One advantage of AMD’s new line is that you “can use this chip for graphics or as a compute offload or both at the same time,” Moore said.

The powerful chips that Moore prophesied won’t quite take us to the exascale, but they will get us most of the way, he said. For exascale, an overhaul of the memory architecture and programming models is needed.

Moore alluded to 3D stacked memory being developed by AMD as a possible technological solution to memory access problems. He also described the new AMD Fusion system architecture, where the goal is “making the GPU a first class citizen in the system architecture.”

The Fusion system architecture itself is “agnostic for CPU and GPU.”  “We’ll add other accelerators to this frame in the future,” Moore said. “It’s not just about GPUs, it’s about heterogeneous computing in general.”
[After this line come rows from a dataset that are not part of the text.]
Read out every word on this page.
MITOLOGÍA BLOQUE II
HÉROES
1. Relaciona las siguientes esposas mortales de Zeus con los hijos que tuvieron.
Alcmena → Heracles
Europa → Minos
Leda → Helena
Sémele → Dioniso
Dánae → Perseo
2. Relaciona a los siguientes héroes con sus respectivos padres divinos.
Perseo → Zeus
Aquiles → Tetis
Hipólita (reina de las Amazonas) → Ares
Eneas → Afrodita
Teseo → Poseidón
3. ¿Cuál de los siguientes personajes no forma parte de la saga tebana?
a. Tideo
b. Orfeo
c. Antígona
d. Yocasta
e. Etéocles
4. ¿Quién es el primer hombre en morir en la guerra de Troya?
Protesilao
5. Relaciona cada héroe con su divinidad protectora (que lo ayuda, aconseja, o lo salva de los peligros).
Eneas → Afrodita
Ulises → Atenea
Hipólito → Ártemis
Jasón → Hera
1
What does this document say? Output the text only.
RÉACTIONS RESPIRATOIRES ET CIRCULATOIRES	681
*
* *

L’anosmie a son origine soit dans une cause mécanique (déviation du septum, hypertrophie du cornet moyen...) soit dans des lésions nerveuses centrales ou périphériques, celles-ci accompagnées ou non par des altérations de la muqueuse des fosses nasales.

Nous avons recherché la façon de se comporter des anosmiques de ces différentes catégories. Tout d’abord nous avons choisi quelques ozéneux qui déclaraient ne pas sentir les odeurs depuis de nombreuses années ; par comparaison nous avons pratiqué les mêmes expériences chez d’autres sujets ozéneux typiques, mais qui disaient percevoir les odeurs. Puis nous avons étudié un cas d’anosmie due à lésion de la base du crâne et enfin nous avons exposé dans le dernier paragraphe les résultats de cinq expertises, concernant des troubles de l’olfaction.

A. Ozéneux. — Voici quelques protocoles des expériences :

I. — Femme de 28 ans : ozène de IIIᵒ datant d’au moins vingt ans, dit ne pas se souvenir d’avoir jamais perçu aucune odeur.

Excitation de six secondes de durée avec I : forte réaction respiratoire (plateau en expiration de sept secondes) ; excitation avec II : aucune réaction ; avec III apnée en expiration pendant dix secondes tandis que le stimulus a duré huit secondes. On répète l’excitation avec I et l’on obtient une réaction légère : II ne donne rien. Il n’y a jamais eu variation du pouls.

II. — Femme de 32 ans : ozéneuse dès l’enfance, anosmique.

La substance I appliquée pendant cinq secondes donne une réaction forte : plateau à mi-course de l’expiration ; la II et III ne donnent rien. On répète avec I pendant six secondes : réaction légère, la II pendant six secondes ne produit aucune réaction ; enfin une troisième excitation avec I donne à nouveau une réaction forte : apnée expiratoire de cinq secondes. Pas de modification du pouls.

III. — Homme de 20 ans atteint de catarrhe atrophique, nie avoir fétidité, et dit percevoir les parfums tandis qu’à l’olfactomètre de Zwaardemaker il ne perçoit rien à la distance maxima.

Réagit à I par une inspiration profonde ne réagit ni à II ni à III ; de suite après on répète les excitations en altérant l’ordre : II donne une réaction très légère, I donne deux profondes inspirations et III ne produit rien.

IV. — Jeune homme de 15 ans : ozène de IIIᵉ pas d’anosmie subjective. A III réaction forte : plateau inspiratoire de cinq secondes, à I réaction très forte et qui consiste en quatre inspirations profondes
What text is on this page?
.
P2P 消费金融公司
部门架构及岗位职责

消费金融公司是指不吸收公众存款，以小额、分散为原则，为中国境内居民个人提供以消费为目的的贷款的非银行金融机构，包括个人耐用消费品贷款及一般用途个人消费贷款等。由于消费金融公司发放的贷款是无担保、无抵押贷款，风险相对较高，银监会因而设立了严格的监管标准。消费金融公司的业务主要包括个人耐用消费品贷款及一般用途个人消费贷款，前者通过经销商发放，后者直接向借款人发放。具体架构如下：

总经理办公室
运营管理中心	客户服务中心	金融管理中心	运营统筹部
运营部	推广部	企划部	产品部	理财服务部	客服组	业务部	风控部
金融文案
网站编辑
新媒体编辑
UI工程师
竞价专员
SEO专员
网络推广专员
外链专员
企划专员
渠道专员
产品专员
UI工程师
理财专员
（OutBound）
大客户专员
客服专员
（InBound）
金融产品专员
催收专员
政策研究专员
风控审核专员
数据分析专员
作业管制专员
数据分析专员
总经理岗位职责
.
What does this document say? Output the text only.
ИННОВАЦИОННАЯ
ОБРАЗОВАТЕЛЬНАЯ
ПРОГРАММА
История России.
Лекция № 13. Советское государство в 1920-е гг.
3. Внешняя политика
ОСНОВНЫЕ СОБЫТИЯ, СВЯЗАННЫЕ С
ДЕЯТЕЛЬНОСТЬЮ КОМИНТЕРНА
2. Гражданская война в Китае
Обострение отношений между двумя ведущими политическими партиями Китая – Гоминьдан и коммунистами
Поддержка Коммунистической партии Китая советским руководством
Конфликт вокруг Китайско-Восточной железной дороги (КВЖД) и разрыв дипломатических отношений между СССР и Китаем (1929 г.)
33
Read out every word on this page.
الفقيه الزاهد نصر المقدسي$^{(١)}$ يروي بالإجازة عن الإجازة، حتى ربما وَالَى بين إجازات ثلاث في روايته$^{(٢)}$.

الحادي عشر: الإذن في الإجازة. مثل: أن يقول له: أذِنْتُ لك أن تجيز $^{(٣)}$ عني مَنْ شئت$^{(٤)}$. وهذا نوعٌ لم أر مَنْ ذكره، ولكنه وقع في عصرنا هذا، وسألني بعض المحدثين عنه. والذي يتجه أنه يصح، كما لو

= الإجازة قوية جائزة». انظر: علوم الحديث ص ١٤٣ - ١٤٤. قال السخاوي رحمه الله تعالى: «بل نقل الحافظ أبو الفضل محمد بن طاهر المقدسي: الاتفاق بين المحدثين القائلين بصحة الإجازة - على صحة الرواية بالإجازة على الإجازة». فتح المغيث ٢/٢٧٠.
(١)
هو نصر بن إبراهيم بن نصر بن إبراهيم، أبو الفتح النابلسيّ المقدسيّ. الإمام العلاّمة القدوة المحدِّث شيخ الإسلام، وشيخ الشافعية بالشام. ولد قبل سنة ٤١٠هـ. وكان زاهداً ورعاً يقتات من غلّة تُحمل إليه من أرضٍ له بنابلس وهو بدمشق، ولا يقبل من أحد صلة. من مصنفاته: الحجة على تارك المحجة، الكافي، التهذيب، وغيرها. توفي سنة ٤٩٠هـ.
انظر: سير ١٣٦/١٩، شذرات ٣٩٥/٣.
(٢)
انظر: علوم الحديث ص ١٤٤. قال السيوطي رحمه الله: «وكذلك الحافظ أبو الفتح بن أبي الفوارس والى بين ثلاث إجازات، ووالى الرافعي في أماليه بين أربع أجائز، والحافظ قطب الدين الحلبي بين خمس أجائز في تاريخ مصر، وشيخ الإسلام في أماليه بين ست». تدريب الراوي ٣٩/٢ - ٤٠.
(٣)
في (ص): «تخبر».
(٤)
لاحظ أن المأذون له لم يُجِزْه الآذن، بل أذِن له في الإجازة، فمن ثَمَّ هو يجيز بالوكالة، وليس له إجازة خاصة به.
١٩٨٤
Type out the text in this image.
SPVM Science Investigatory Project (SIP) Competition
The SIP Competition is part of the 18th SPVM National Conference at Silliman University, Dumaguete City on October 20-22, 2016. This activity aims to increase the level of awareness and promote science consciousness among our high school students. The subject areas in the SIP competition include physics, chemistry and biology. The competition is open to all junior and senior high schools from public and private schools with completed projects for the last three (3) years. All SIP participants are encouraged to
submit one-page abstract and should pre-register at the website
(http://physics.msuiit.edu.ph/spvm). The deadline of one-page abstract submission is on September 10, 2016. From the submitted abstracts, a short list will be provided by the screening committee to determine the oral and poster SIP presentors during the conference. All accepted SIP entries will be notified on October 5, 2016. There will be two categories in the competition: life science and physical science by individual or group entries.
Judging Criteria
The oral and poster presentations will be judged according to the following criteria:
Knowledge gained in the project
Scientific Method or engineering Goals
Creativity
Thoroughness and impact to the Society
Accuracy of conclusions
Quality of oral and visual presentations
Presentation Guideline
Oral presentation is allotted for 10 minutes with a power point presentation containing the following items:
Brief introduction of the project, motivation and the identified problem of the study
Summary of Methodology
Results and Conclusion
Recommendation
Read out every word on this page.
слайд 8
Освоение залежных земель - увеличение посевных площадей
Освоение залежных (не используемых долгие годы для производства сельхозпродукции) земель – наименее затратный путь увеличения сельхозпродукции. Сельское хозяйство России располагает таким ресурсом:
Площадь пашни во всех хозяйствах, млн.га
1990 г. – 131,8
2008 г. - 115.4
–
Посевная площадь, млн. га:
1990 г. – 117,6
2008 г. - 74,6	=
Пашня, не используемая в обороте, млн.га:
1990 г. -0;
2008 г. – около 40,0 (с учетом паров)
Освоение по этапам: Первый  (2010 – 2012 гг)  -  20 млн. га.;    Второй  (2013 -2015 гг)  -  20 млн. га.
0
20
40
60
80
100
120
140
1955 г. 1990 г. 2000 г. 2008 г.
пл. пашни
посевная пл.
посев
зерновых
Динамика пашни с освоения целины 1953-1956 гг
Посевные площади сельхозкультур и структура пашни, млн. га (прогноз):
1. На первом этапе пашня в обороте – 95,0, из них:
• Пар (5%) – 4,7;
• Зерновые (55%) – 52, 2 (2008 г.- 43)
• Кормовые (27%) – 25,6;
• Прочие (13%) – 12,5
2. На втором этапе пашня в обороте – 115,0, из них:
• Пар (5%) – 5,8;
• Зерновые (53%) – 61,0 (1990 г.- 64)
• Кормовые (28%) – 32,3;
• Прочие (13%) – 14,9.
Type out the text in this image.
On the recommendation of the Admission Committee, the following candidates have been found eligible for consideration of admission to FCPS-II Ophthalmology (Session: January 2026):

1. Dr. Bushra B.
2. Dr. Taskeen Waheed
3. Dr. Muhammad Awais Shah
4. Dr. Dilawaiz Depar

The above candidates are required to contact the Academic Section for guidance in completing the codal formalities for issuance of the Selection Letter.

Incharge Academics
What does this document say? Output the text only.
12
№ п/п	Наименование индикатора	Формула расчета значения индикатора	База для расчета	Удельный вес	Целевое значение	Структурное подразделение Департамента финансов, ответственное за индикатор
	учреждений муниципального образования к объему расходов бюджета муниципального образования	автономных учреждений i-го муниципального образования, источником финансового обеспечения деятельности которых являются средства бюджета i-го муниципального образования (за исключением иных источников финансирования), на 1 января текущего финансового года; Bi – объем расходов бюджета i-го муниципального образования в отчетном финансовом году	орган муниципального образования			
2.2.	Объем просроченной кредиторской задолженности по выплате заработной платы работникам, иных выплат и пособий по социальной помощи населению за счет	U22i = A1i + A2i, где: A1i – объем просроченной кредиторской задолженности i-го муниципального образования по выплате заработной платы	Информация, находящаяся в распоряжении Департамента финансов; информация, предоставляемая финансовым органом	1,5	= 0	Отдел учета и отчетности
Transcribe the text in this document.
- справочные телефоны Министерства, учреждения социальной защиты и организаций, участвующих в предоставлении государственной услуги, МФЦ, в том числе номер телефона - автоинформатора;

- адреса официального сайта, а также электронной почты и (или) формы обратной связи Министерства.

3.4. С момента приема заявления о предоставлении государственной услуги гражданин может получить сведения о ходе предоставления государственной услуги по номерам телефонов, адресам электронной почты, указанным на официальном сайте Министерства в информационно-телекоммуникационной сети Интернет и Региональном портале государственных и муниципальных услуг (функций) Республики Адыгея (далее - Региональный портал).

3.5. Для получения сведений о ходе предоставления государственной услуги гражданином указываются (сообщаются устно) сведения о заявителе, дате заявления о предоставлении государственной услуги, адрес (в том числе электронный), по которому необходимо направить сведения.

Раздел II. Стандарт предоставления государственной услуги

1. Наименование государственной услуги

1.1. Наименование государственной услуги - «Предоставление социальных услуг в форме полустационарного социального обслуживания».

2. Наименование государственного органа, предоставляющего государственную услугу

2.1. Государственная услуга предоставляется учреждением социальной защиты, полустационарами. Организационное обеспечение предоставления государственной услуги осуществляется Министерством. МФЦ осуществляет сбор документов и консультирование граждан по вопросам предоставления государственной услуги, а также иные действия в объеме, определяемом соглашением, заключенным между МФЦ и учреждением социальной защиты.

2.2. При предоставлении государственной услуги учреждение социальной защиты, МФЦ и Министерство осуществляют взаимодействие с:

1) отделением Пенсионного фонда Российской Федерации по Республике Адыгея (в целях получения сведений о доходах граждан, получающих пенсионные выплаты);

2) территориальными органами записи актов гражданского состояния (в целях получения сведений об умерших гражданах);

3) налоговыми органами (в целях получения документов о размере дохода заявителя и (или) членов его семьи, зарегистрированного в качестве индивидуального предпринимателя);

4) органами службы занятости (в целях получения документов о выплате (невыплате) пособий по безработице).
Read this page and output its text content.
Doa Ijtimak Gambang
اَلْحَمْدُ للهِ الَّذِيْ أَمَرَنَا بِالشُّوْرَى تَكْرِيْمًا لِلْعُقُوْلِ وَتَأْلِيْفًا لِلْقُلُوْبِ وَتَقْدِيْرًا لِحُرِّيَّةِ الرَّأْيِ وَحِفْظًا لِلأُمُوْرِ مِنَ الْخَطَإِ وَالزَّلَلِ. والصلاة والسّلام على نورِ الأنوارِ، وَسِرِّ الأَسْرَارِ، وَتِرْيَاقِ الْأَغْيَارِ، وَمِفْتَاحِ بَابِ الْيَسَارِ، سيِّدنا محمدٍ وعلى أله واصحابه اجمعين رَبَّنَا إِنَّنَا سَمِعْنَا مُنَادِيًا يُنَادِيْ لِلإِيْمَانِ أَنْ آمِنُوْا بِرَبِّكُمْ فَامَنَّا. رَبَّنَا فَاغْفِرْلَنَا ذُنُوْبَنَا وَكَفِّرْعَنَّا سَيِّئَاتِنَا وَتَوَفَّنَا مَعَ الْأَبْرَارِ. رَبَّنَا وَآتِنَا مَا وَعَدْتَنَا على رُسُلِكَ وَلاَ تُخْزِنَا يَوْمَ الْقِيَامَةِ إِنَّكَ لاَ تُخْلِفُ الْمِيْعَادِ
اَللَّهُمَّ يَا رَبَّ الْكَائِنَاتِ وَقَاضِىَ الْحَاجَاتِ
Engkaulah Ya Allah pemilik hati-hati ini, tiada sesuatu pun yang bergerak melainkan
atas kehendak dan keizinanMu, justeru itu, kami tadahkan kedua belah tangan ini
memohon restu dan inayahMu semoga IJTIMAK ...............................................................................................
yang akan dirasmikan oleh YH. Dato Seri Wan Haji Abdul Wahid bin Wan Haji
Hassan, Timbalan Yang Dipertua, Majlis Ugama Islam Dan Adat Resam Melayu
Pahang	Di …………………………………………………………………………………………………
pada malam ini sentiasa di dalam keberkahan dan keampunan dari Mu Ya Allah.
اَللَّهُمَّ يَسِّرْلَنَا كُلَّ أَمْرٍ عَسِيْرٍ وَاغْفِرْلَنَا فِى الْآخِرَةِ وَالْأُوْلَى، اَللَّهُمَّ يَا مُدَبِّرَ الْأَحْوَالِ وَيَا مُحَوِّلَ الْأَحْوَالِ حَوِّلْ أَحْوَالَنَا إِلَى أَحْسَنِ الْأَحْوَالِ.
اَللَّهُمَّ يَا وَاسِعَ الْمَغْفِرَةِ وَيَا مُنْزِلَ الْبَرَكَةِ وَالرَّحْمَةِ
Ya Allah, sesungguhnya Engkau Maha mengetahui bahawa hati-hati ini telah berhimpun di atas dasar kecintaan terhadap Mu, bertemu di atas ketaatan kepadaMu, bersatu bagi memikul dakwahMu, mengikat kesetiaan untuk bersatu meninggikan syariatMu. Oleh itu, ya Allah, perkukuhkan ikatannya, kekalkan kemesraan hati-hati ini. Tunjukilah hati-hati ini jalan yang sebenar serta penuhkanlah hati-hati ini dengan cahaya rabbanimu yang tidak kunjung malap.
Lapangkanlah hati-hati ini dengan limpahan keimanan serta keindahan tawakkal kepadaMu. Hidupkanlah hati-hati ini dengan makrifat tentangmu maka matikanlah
Openness was a common theme in the last part of Moore’s talk where he described AMD’s long-standing dedication to open source software and standards. He discussed emerging standards including HyperShare, the Open Compute Project, and the Common Communication Interface, which he believes will play key roles in getting to exascale.

“Open standards are the basis for large ecosystems,” he said. “If you look over time, open standards always win.”

Looking beyond the next-generation of chips, Moore described the potential for an “awesome exascale-class” 10-teraflop x86 APU computing node feasible in the 2018 timeframe.

“We intend to make the unprecedented processing capability of the APU as accessible to programmers as the CPU is today.”